Whatever the case, paranoia runs very deep indeed. As reporter
George Knapp commented in July 1994, "We all have our share of loonies
to deal with but the [government] coverup angle attracts a special
breed--dark, foreboding conspiracy buffs who see evil tentacles
around every corner: Secret treaties between the government and
the aliens--they give us technology; we give them permission to
conduct abductions--as if they need our permission; the Trilateral
Commission; the CFR; the Bilderbergers, the Illuminati; Neo Nazis;
the Rockefellers; One World Government - and UFOs. The gang's all
here."
But as someone once observed, just because you're paranoid doesn't
mean they really aren't out to get you. And therein lies the dilemma.
After all, the U.S. government clearly does lie about quite a few
things and doesn't say much at all about many others. As long as
very odd things continue to happen and authorities are unable or
unwilling to tell us what they know, almost anything begins to seem
possible. Take a persistent and genuinely puzzling phenomenon, add
a half-dozen or so secrecy-obsessed government bureaucracies, a
scientific establishment that is fearful of pressing for an investigation,
throw in hundreds of well-meaning but financially strapped amateur
investigators, a handful of cynical con artists, a few literary
opportunists, some disinformation agents, and half a dozen egotistical
scientists who glibly dismiss events they've never taken time to
study, and you've got the perfect recipe for mass confusion.
Welcome to the troubled frontier of officially sanctioned knowledge.
Whether American society will ever move beyond this frontier depends
entirely on whether we can summon the courage to do so, for we must
accept that the answers to our questions may not be to our liking,
nor to the liking of powerful commercial and government interests.
Science, always a potentially subversive activity, began as an
investigation into the nature of experience conducted by a handful
of brave intellectuals, often in the face of brutally repressive
church-state authorities.

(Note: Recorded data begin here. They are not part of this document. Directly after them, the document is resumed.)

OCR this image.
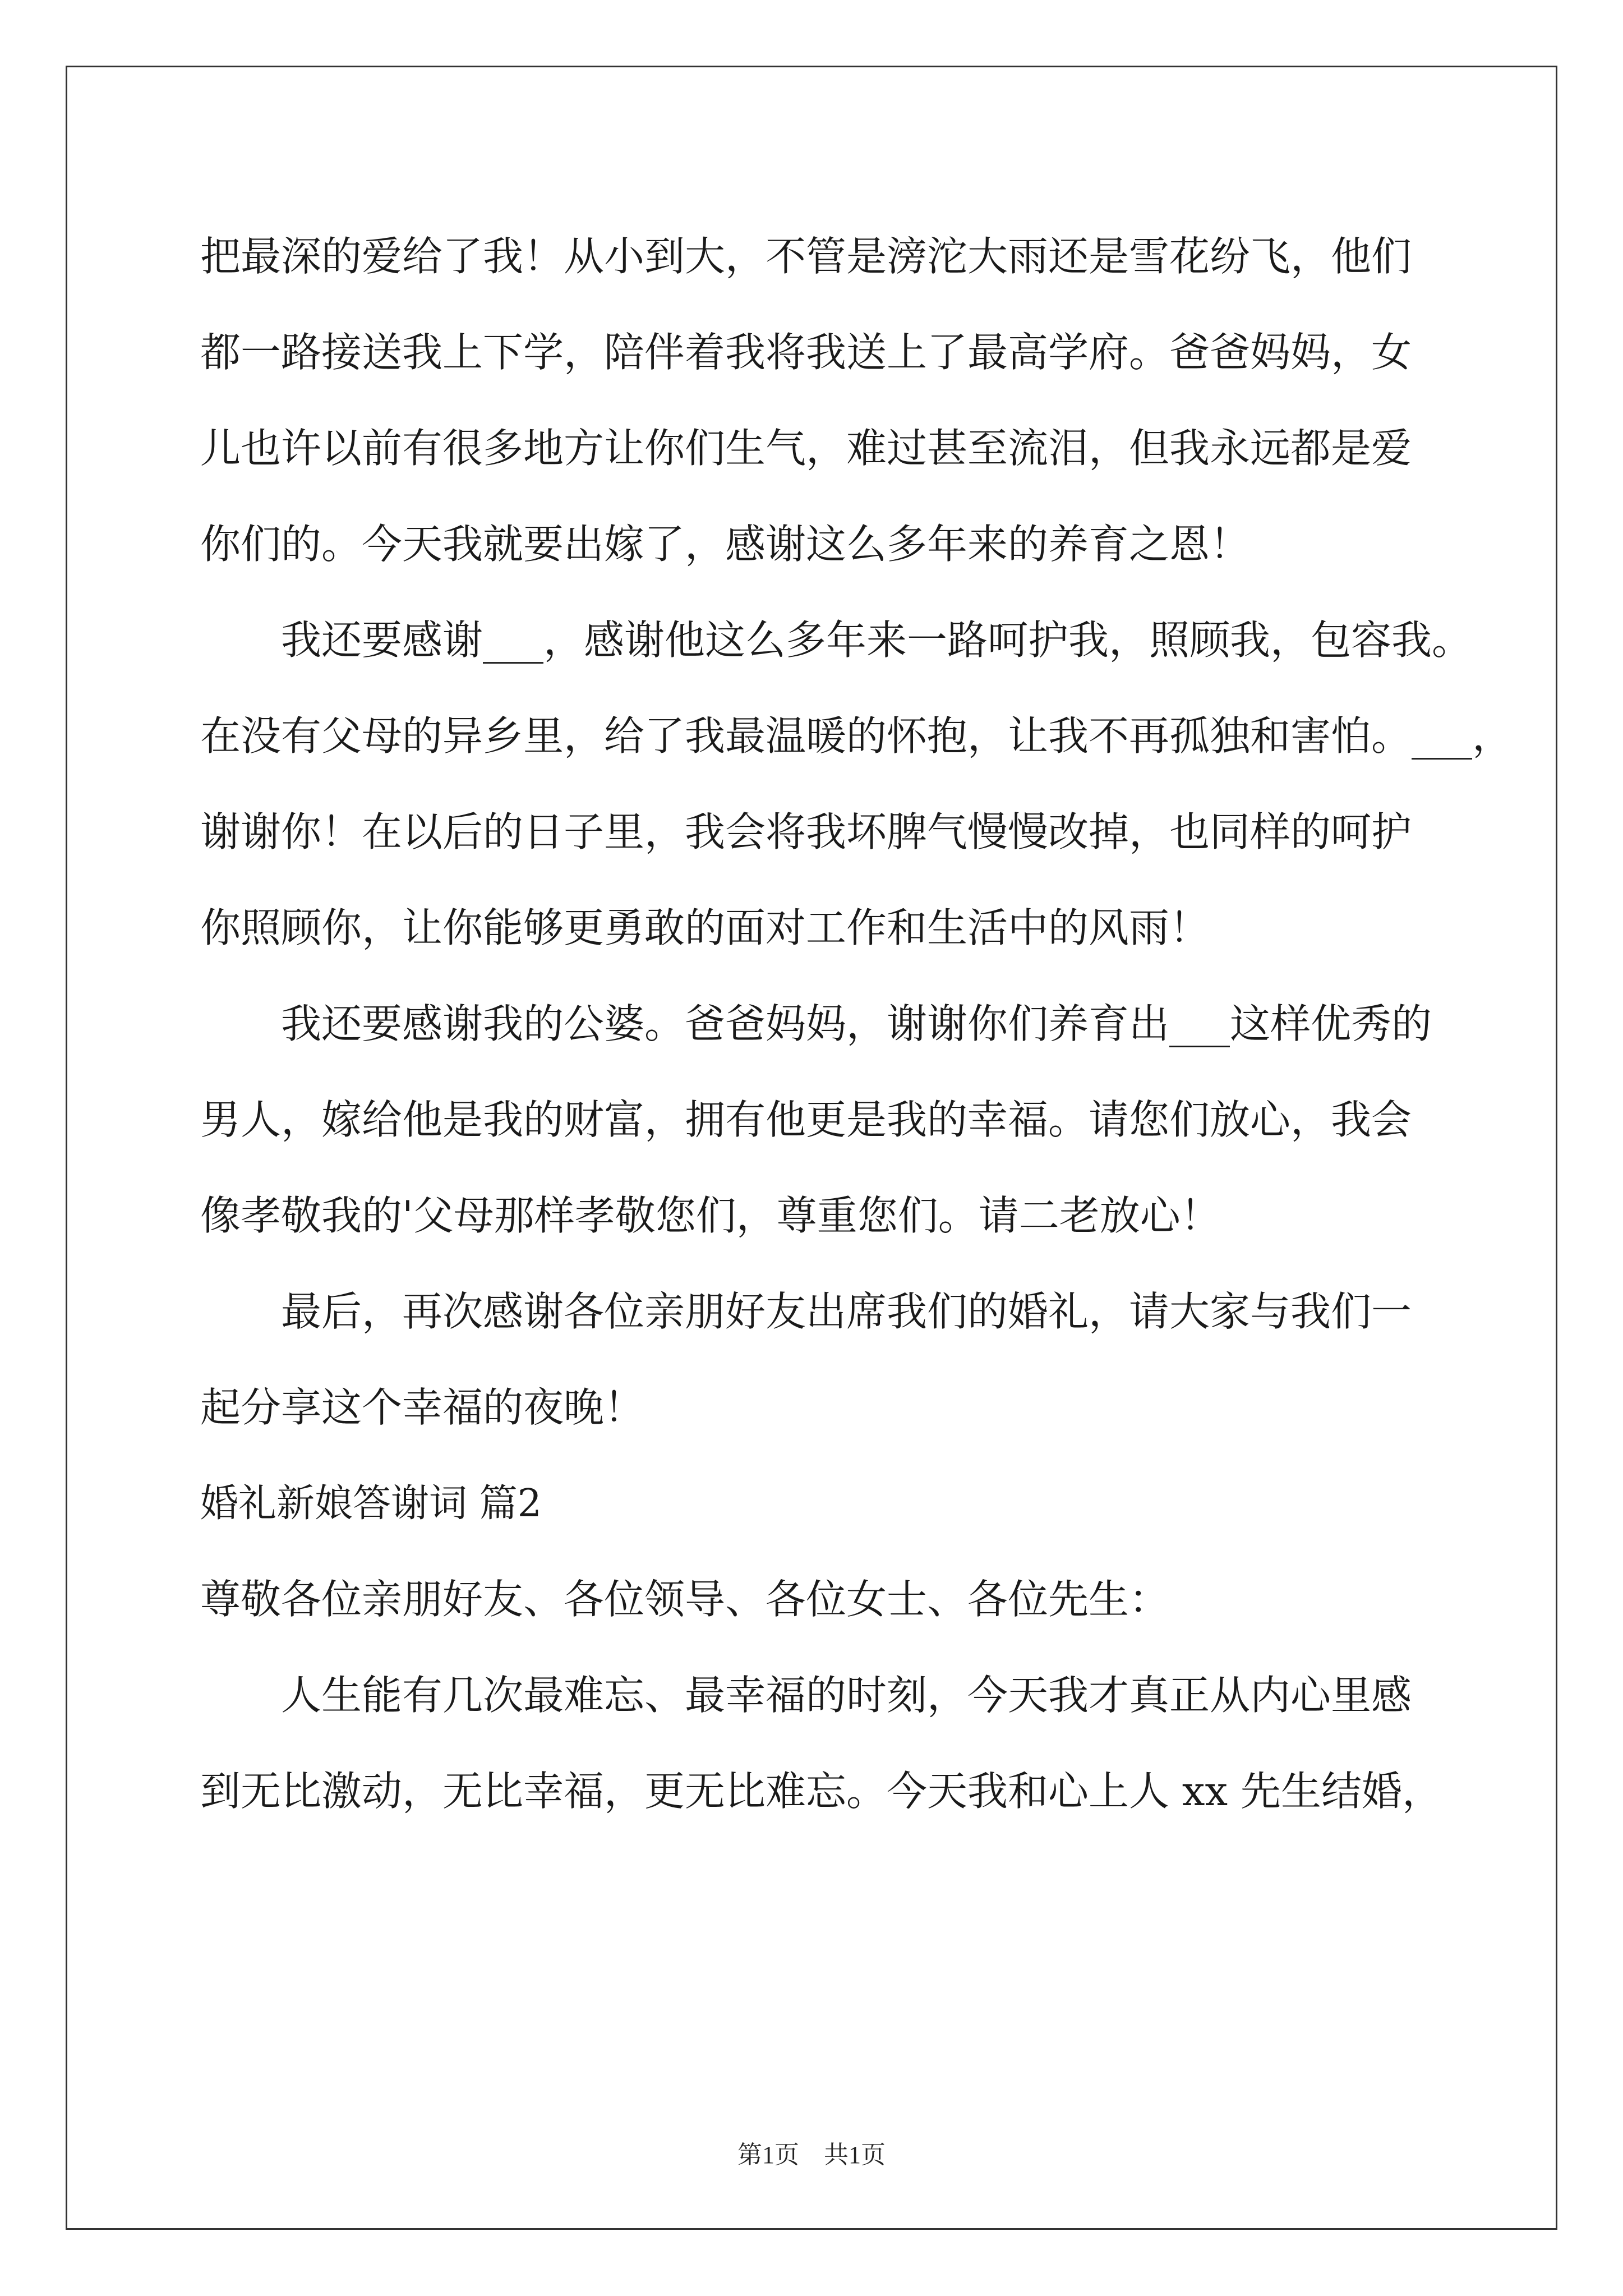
把最深的爱给了我！从小到大，不管是滂沱大雨还是雪花纷飞，他们
都一路接送我上下学，陪伴着我将我送上了最高学府。爸爸妈妈，女
儿也许以前有很多地方让你们生气，难过甚至流泪，但我永远都是爱
你们的。今天我就要出嫁了，感谢这么多年来的养育之恩！
我还要感谢___，感谢他这么多年来一路呵护我，照顾我，包容我。
在没有父母的异乡里，给了我最温暖的怀抱，让我不再孤独和害怕。___，
谢谢你！在以后的日子里，我会将我坏脾气慢慢改掉，也同样的呵护
你照顾你，让你能够更勇敢的面对工作和生活中的风雨！
我还要感谢我的公婆。爸爸妈妈，谢谢你们养育出___这样优秀的
男人，嫁给他是我的财富，拥有他更是我的幸福。请您们放心，我会
像孝敬我的'父母那样孝敬您们，尊重您们。请二老放心！
最后，再次感谢各位亲朋好友出席我们的婚礼，请大家与我们一
起分享这个幸福的夜晚！
婚礼新娘答谢词 篇2
尊敬各位亲朋好友、各位领导、各位女士、各位先生：
人生能有几次最难忘、最幸福的时刻，今天我才真正从内心里感
到无比激动，无比幸福，更无比难忘。今天我和心上人 xx 先生结婚，
第1页　共1页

Things haven't changed all that much in
350 years. As Herbert Foerstel explains in _Secret Science: Federal
Control of American Science and Technology_ (Westport: Praeger,
1993), the U.S. government has increasingly come to regard scientific
knowledge as both a threat to social stability and an opportunity
for increased geopolitical control. Foerstel reports that most scientific
research in the U.S. is now federally funded and most of this research
is conducted by the military whose obsession for secrecy is astounding.
Over one trillion classified documents are now in existence, Foerstel
reports.
"Scientists have taken their place as an influential force in
society, even as the state has emerged as the chief sponsor and
promoter of scientific research," Foerstel writes. "As a result,
scientists have compromised two of the most cherished aspects of
the scientific ethos; the freedom to pursue knowledge unhampered
by interference from authorities, and the freedom to communicate
their ideas without hindrance to the international community of
scientists to which they belong."
More fundamental than the question of scientific freedom, though,
is the question of whether we wish to live in an open society or
in a society controlled by military bureaucrats who determine, without
oversight by our elected officials, what we can and cannot know
about what they're up to. It would not be overstating matters to
say that the choice is really between totalitarianism and democracy,
between a society of ignorant serfs and an open society of informed
citizens.
Etched on the main lobby wall of the Central Intelligence Agency
in Langley, Virginia, is this line from the Bible:
"And ye shall know the truth and the truth shall set you free."
Perhaps the truth is that no terrifying mysteries lie within the
tightly guarded boundaries of Dreamland or anywhere else in the
scattered network of secret military facilities that dot our nation.
Although there are now many good reasons to doubt it, the U.S. intelligence
community may be just as mystified by the UFO phenomenon as are
civilian researchers. Given the stakes, though, the most disturbing
lesson of this elaborate and long-running controversy may be that
American citizens have lost their right to find out.